The university spinout can search and interpret any structured or unstructured clinical data to improve patient safety.
CogStack, a spinout company from UCL, King’s College London, and a coalition of NHS Foundation Trusts, plans to advance digital transformation at NHS organisations and international healthcare providers to improve patient care, patient safety, population health and research.
The software can search and interpret any structured or unstructured clinical data in patient records using a type of AI called natural language processing. It removes the need for some of the manual analysis and interpretation of data by NHS staff, and can provide insights which support clinical decision-making.
“CogStack has the potential to transform healthcare by making sense of NHS data,” said CogStack chief research officer Richard Dobson.
“It will help to inform clinical guidelines across the UK and globally, and we now want to share this to improve the functioning of the NHS and, most importantly, outcomes for patients,” he added.
Recoup investment
The company claims that healthcare providers who have used CogStack have recouped 100% of their investment within two years.
So far, use of the technology has led to improving patient safety at UCLH by providing alerts for patients who are lost-to-follow-up in their healthcare journey, identifying hundreds of such events to be actioned in the gastroenterology clinic.
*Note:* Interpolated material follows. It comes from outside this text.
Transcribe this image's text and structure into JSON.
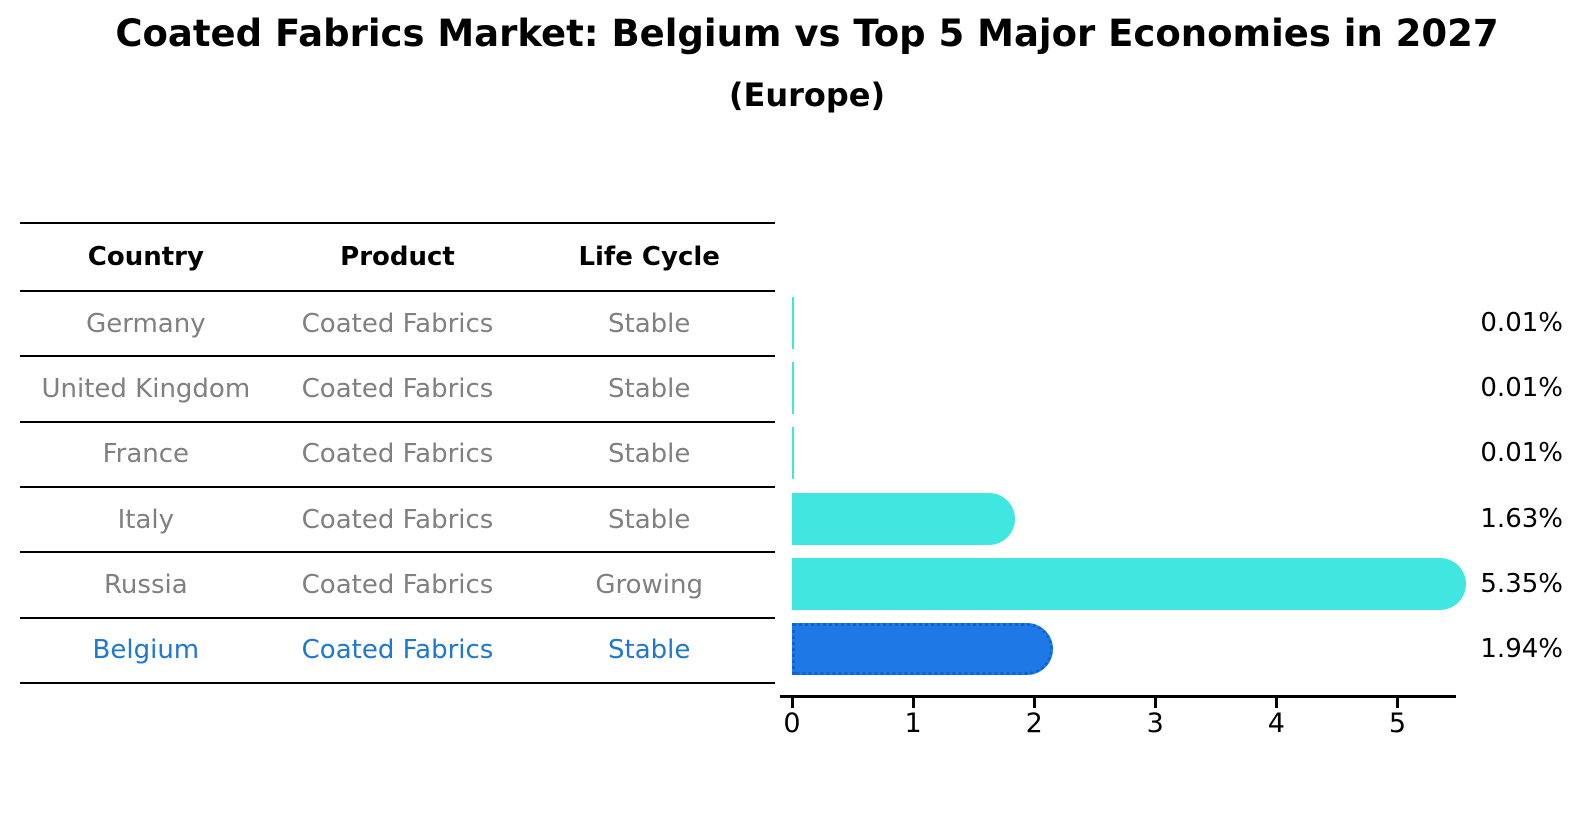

It has also enhanced data efficiency and savings of £1.2 million per year in 2018 for King’s College Hospital by detecting thousands of missing records of fracture clinic procedures in only 30 minutes, and accelerated medication reviews, which saved more than two hours of work per pharmacy review at South London and Maudsley NHS Foundation Trust using CogStack AI to read and summarise records.
Elsewhere, the software has improved the accuracy of clinical coding for outpatient procedures and has delivered £2.5 million in additional income to Guy’s and St Thomas’ NHS Foundation Trust in 2023, and it has fast-tracked recruitment for clinical trials for the 100k Genome project, which needed patients with suspected rare diseases for sequencing.
The software was developed by a team from UCL, King’s College London, and a coalition of NHS Foundation Trusts – King’s College Hospital, Guy’s and St Thomas’, South London and Maudsley, and University College London Hospitals. The NIHR UCLH and Maudsley Biomedical Research Centres supported the technology in its early development.